The Master Cleanse Diet Claims May Not Be Substantiated
New diet plan called The Master Cleanse Diet says that its weight loss results are 'outstanding.' The Master Cleanse Diet is also known as Lemonade Diet, however, the claims of being a healthy diet plan may not be substantiated. Below is the press release from the company presenting this diet plan.
The Master Cleanse Diet, which is also known as the Lemonade Diet or Master Cleanser Diet is making big waves in the health industry. It has become the latest rage from Health Gurus to Hollywood Actors and Actresses. But is the Master Cleanse Diet all its cracked up to be?
The diet is based off of a mixture of lemon juice, cayenne pepper and maple syrup (grade b).

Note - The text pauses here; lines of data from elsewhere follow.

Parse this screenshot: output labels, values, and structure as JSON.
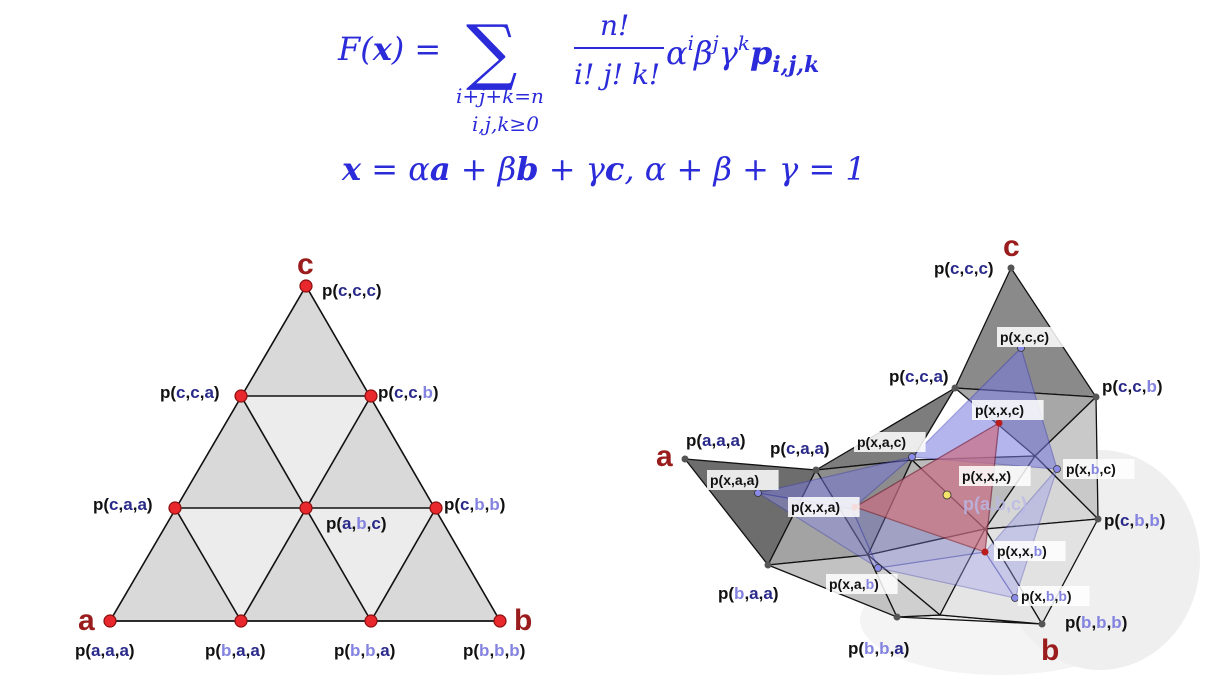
{
  "formula": {
    "line1_lhs": "F(x) =",
    "sum_symbol": "∑",
    "sum_sub1": "i+j+k=n",
    "sum_sub2": "i,j,k≥0",
    "frac_num": "n!",
    "frac_den": "i! j! k!",
    "term": "α",
    "line2": "x = αa + βb + γc,  α + β + γ = 1"
  },
  "left_diagram": {
    "vertex_a": "a",
    "vertex_b": "b",
    "vertex_c": "c",
    "points": [
      {
        "label": "p(c,c,c)",
        "p": [
          "c",
          "c",
          "c"
        ]
      },
      {
        "label": "p(c,c,a)",
        "p": [
          "c",
          "c",
          "a"
        ]
      },
      {
        "label": "p(c,c,b)",
        "p": [
          "c",
          "c",
          "b"
        ]
      },
      {
        "label": "p(c,a,a)",
        "p": [
          "c",
          "a",
          "a"
        ]
      },
      {
        "label": "p(a,b,c)",
        "p": [
          "a",
          "b",
          "c"
        ]
      },
      {
        "label": "p(c,b,b)",
        "p": [
          "c",
          "b",
          "b"
        ]
      },
      {
        "label": "p(a,a,a)",
        "p": [
          "a",
          "a",
          "a"
        ]
      },
      {
        "label": "p(b,a,a)",
        "p": [
          "b",
          "a",
          "a"
        ]
      },
      {
        "label": "p(b,b,a)",
        "p": [
          "b",
          "b",
          "a"
        ]
      },
      {
        "label": "p(b,b,b)",
        "p": [
          "b",
          "b",
          "b"
        ]
      }
    ]
  },
  "right_diagram": {
    "vertex_a": "a",
    "vertex_b": "b",
    "vertex_c": "c",
    "control_points": [
      {
        "label": "p(c,c,c)"
      },
      {
        "label": "p(c,c,a)"
      },
      {
        "label": "p(c,c,b)"
      },
      {
        "label": "p(a,a,a)"
      },
      {
        "label": "p(c,a,a)"
      },
      {
        "label": "p(c,b,b)"
      },
      {
        "label": "p(b,a,a)"
      },
      {
        "label": "p(b,b,a)"
      },
      {
        "label": "p(b,b,b)"
      }
    ],
    "blossom_points": [
      {
        "label": "p(x,c,c)"
      },
      {
        "label": "p(x,x,c)"
      },
      {
        "label": "p(x,a,c)"
      },
      {
        "label": "p(x,b,c)"
      },
      {
        "label": "p(x,a,a)"
      },
      {
        "label": "p(x,x,a)"
      },
      {
        "label": "p(x,x,x)"
      },
      {
        "label": "p(x,x,b)"
      },
      {
        "label": "p(x,a,b)"
      },
      {
        "label": "p(x,b,b)"
      }
    ],
    "ghost_label": "p(a,b,c)"
  }
}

This may sound like an odd compilation however the results have been most surprising. This particular mixture, master cleanser enthusiasts say, is the key to cleansing the body of long-term toxins and cleaning the blood, kidneys, liver and colon as well as the intestinal wall. In addition to this many experience vasts amounts of weight loss in addition to the cleanse. Reports have been done that claim people lose around 20 lbs in less than a week.
"I feel better than I have ever felt before" Says Jenny Smith of Portland Oregon,"and I've lost significant weight as a result."

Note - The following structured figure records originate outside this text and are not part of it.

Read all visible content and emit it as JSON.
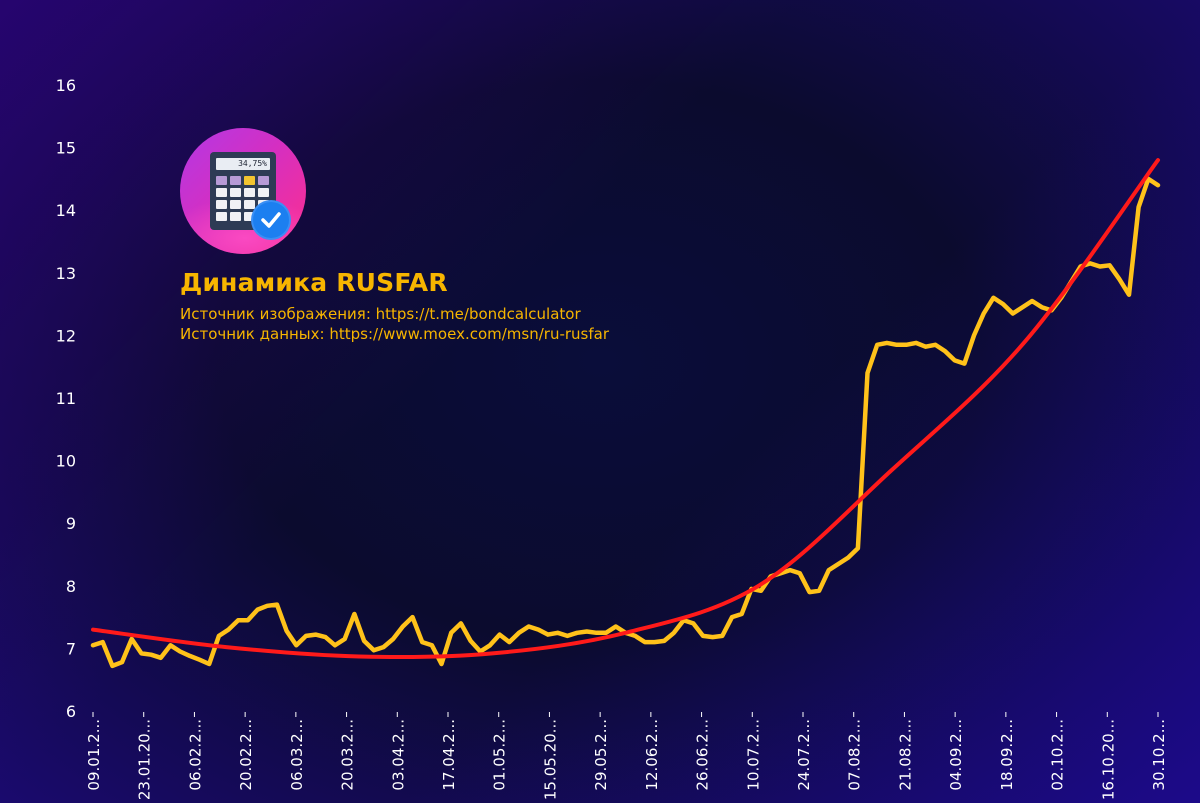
{
  "header": {
    "title": "Динамика RUSFAR",
    "image_source": "Источник изображения: https://t.me/bondcalculator",
    "data_source": "Источник данных: https://www.moex.com/msn/ru-rusfar"
  },
  "logo": {
    "icon": "calculator-verified-icon",
    "screen_text": "34,75%"
  },
  "colors": {
    "series": "#ffc21a",
    "trend": "#ff1a1a",
    "text": "#f7b500",
    "axis_text": "#ffffff"
  },
  "chart_data": {
    "type": "line",
    "title": "Динамика RUSFAR",
    "xlabel": "",
    "ylabel": "",
    "ylim": [
      6,
      16
    ],
    "yticks": [
      "6",
      "7",
      "8",
      "9",
      "10",
      "11",
      "12",
      "13",
      "14",
      "15",
      "16"
    ],
    "x_tick_labels": [
      "09.01.2...",
      "23.01.20...",
      "06.02.2...",
      "20.02.2...",
      "06.03.2...",
      "20.03.2...",
      "03.04.2...",
      "17.04.2...",
      "01.05.2...",
      "15.05.20...",
      "29.05.2...",
      "12.06.2...",
      "26.06.2...",
      "10.07.2...",
      "24.07.2...",
      "07.08.2...",
      "21.08.2...",
      "04.09.2...",
      "18.09.2...",
      "02.10.2...",
      "16.10.20...",
      "30.10.2..."
    ],
    "grid": false,
    "legend": "none",
    "series": [
      {
        "values": [
          7.05,
          7.1,
          6.72,
          6.78,
          7.15,
          6.92,
          6.9,
          6.85,
          7.05,
          6.95,
          6.88,
          6.82,
          6.75,
          7.2,
          7.3,
          7.45,
          7.45,
          7.62,
          7.68,
          7.7,
          7.28,
          7.05,
          7.2,
          7.22,
          7.18,
          7.05,
          7.15,
          7.55,
          7.12,
          6.97,
          7.02,
          7.15,
          7.35,
          7.5,
          7.1,
          7.05,
          6.75,
          7.25,
          7.4,
          7.12,
          6.95,
          7.05,
          7.22,
          7.1,
          7.25,
          7.35,
          7.3,
          7.22,
          7.25,
          7.2,
          7.25,
          7.27,
          7.25,
          7.25,
          7.35,
          7.25,
          7.2,
          7.1,
          7.1,
          7.12,
          7.25,
          7.45,
          7.4,
          7.2,
          7.18,
          7.2,
          7.5,
          7.55,
          7.95,
          7.92,
          8.15,
          8.2,
          8.25,
          8.2,
          7.9,
          7.92,
          8.25,
          8.35,
          8.45,
          8.6,
          11.4,
          11.85,
          11.88,
          11.85,
          11.85,
          11.88,
          11.82,
          11.85,
          11.75,
          11.6,
          11.55,
          12.0,
          12.35,
          12.6,
          12.5,
          12.35,
          12.45,
          12.55,
          12.45,
          12.4,
          12.6,
          12.85,
          13.1,
          13.15,
          13.1,
          13.12,
          12.9,
          12.65,
          14.05,
          14.5,
          14.4
        ]
      },
      {
        "values": [
          7.3,
          7.02,
          6.87,
          6.92,
          7.25,
          8.0,
          9.85,
          11.9,
          14.8
        ]
      }
    ]
  }
}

There has been known cases of people continuing the Lemonade Diet for up to fourty days. The diet recommends however doing it a minimum of four.

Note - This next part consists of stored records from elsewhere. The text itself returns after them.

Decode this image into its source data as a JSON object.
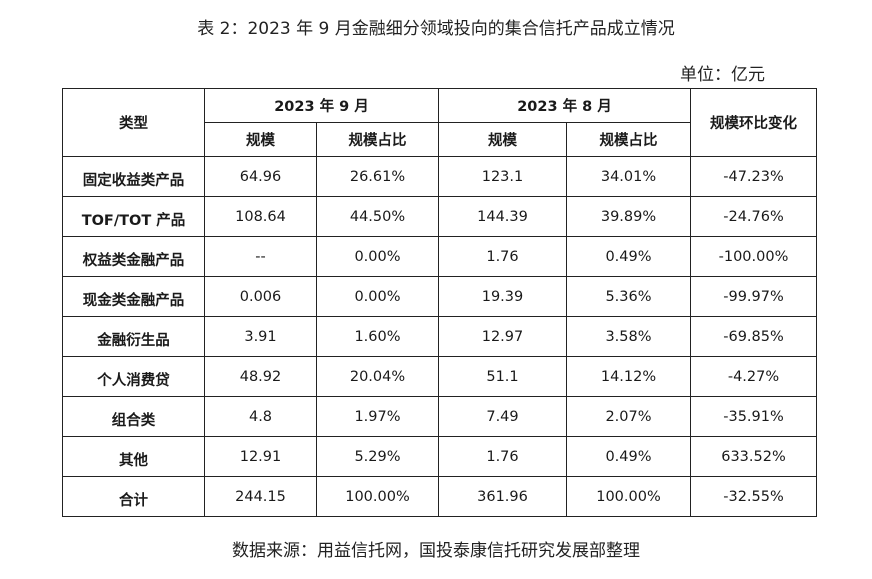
{
  "title": "表 2：2023 年 9 月金融细分领域投向的集合信托产品成立情况",
  "unit": "单位：亿元",
  "header": {
    "type": "类型",
    "period1": "2023 年 9 月",
    "period2": "2023 年 8 月",
    "change": "规模环比变化",
    "scale": "规模",
    "share": "规模占比"
  },
  "rows": [
    {
      "name": "固定收益类产品",
      "sep_scale": "64.96",
      "sep_share": "26.61%",
      "aug_scale": "123.1",
      "aug_share": "34.01%",
      "change": "-47.23%"
    },
    {
      "name": "TOF/TOT 产品",
      "sep_scale": "108.64",
      "sep_share": "44.50%",
      "aug_scale": "144.39",
      "aug_share": "39.89%",
      "change": "-24.76%"
    },
    {
      "name": "权益类金融产品",
      "sep_scale": "--",
      "sep_share": "0.00%",
      "aug_scale": "1.76",
      "aug_share": "0.49%",
      "change": "-100.00%"
    },
    {
      "name": "现金类金融产品",
      "sep_scale": "0.006",
      "sep_share": "0.00%",
      "aug_scale": "19.39",
      "aug_share": "5.36%",
      "change": "-99.97%"
    },
    {
      "name": "金融衍生品",
      "sep_scale": "3.91",
      "sep_share": "1.60%",
      "aug_scale": "12.97",
      "aug_share": "3.58%",
      "change": "-69.85%"
    },
    {
      "name": "个人消费贷",
      "sep_scale": "48.92",
      "sep_share": "20.04%",
      "aug_scale": "51.1",
      "aug_share": "14.12%",
      "change": "-4.27%"
    },
    {
      "name": "组合类",
      "sep_scale": "4.8",
      "sep_share": "1.97%",
      "aug_scale": "7.49",
      "aug_share": "2.07%",
      "change": "-35.91%"
    },
    {
      "name": "其他",
      "sep_scale": "12.91",
      "sep_share": "5.29%",
      "aug_scale": "1.76",
      "aug_share": "0.49%",
      "change": "633.52%"
    },
    {
      "name": "合计",
      "sep_scale": "244.15",
      "sep_share": "100.00%",
      "aug_scale": "361.96",
      "aug_share": "100.00%",
      "change": "-32.55%"
    }
  ],
  "source": "数据来源：用益信托网，国投泰康信托研究发展部整理"
}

"The main purpose is not to lose weight" says Jenny," It's about purifying your body and starting over with a diet that benefits you."
Many have also claimed that they do not gain their weight back after the cleanse, just a little bit of water weight. This is due to the persons lack of craving bad foods as a result of the cleanse. They often crave much healthier things like fruit and vegetables which provides much better long-term health benefits than the food they previously craved.
The concept of the Master Cleanse Diet derives from the fact that we live in a fairly polluted world. So polluted that our bodies cannot detoxify properly as a result. This build-up over time can produce long-term health problems including diabetes, cancers, acidity problems as well as many other health problems. This cleanse is supposed to level out the body while intensely detoxifying the system over a period of ten days. It has been said that we are what we eat as well as we are what we most commonly do. This is the stance that the Master Cleansers go by.
The Master Cleanse Lemonade Diet has even hit hollywood in a big way. Famous singer Beyonce Knowles is a large advocate of the master cleanse lemonade diet. It is recommended, however that people go through the diet using a fiber supplement, colon cleanser or natural laxative as the diet does not consist of any fiber.
For more information on the Master Cleanse Lemonade Diet visit www.master-cleanse-diet.net
Editor's note: eMaxHealth does not say this is a healthy diet plan, nor it endorses it. The point of this article is just to present a new diet plan for information purpose only.
Wikipedia also presents the criticism of Master Celanse Diet, which is copied below.
Some critics point to lack of essential nutrients in this fast, citing a deficiency of protein, vitamins, and minerals. As a result of these deficiencies, individuals on the diet may experience dizziness, delirium, and fainting in the short term, with possible damage to the body occurring in longer-term applications. Dr. Joel Fuhrman attributes these effects to detoxification, which he says passes after the toxins are eliminated.
Many authors assert the benefits of fasting are related to its lack of nutrients, particularly macronutrients.
Dr. Ed Zimney has asserted that, while toxins (such as mercury from the ingestion of fish) do accumulate over time, lemon juice and maple syrup could "not in any possible way eliminate any of these toxins.".
People with intestinal conditions such as Irritable Bowel Syndrome may experience added discomfort while on the cleanse. However note that this is in fact one of the treated conditions of the fast.
There is a risk that the saltwater "flush" may remove both beneficial and harmful bacteria from the body. A no-food diet may cause the gut to stop passing food, resulting in constipation, or may make the consumption of food immediately after the fast painful. These are the important reasons to follow the fasts' instructions correctly.
Medical authorities say that those who try the Master Cleanse to lose weight will gain it back in time. Beyonc denounced using the cleanse as a weight-loss program, stating, "I wouldn't recommend it if someone wasn't doing a movie ... there are other ways to lose weight." Proponents of the cleanse do not recommend it solely for weight loss, instead focusing on its alleged detoxifying properties. Dr. Sunil Patel of Halifax's Queen Elizabeth Health Centre and other medical professionals have suggested that the cleanse operates as a placebo and has no other health benefits.
Others have claimed that one benefit of the Master Cleanse is that it helps patients re-examine their lifestyle and embrace healthy eating.